Garth Sabo is an Assistant Professor in the Center for Integrative Studies in the Arts and Humanities (CISAH) at Michigan State University. He has taught literature, writing, and humanities courses at Kent State University, Jackson College, and MSU, where he completed his doctorate in American literature and waste studies. He currently teaches courses throughout MSU’s Integrated Arts and Humanities (IAH) curriculum on topics including climate fiction, graffiti, experimental art, infrastructure, the medical humanities, and the art and literature of the American Midwest. In addition to his classroom teaching, for which he received the Fintz Award for Teaching Excellence in the Arts and Humanities in 2020, Garth also participates in mentorship programs for graduate teaching assistants through CISAH’s Innovative Online Pedagogy and Curriculum program, as well as synchronous and asynchronous training for incoming IAH instructors.

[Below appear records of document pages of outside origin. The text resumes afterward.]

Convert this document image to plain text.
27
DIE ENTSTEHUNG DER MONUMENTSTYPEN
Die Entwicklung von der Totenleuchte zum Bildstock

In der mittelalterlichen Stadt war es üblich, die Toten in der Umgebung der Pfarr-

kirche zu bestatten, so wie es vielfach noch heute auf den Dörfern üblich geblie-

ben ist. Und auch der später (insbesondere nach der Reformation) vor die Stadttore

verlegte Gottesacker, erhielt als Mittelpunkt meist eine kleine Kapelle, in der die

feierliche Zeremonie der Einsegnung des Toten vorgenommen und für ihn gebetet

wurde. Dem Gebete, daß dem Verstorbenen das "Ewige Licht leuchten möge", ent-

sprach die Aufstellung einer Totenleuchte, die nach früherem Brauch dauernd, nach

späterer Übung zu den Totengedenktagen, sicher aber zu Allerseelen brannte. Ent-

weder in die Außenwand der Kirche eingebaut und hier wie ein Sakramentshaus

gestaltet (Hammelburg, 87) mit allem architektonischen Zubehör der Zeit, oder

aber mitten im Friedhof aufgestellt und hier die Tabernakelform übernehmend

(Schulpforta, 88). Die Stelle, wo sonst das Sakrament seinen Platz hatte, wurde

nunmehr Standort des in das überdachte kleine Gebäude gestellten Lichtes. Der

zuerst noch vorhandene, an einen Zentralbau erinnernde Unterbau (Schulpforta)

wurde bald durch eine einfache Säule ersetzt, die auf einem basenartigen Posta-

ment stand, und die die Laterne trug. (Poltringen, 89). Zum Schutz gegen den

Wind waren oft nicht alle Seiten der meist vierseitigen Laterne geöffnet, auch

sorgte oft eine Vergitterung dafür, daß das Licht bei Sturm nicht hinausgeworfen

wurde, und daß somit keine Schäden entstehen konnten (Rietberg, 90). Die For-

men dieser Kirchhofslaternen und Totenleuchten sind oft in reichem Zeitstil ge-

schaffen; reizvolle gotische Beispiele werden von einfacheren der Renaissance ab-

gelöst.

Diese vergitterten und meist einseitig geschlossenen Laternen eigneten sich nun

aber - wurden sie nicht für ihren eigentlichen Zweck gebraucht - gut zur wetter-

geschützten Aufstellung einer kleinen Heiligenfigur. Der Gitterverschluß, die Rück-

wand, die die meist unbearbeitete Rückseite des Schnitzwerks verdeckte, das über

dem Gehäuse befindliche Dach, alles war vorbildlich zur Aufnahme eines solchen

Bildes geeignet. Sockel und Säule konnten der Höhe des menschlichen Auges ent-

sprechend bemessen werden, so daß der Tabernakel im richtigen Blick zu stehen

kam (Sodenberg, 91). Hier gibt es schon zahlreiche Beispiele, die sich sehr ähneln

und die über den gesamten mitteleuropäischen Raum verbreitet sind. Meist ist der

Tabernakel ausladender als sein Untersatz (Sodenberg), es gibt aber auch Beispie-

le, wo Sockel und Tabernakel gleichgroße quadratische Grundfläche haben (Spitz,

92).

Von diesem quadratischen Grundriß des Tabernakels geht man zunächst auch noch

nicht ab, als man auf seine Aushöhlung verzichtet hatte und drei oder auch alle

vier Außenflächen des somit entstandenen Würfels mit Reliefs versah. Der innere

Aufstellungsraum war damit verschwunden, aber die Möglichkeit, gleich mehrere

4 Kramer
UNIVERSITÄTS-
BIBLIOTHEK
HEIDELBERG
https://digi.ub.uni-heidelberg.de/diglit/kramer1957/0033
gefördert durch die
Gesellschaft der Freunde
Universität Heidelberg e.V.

Garth’s research focuses on literary and cultural depictions of waste, trash, and the human microbiome. His recent publications include essays published in Arizona Quarterly and Midwestern Miscellany, with a forthcoming article and editor’s note in CR: The New Centennial Review. He has also contributed book chapters on the global waste crisis and the new urban gothic, entanglements of trash and tackiness, and the literature of Y2K to various edited collections and is currently working on a monograph on ecocritical approaches to scatological literature titled Bowels of the Earth: Excrement in the Anthropocene.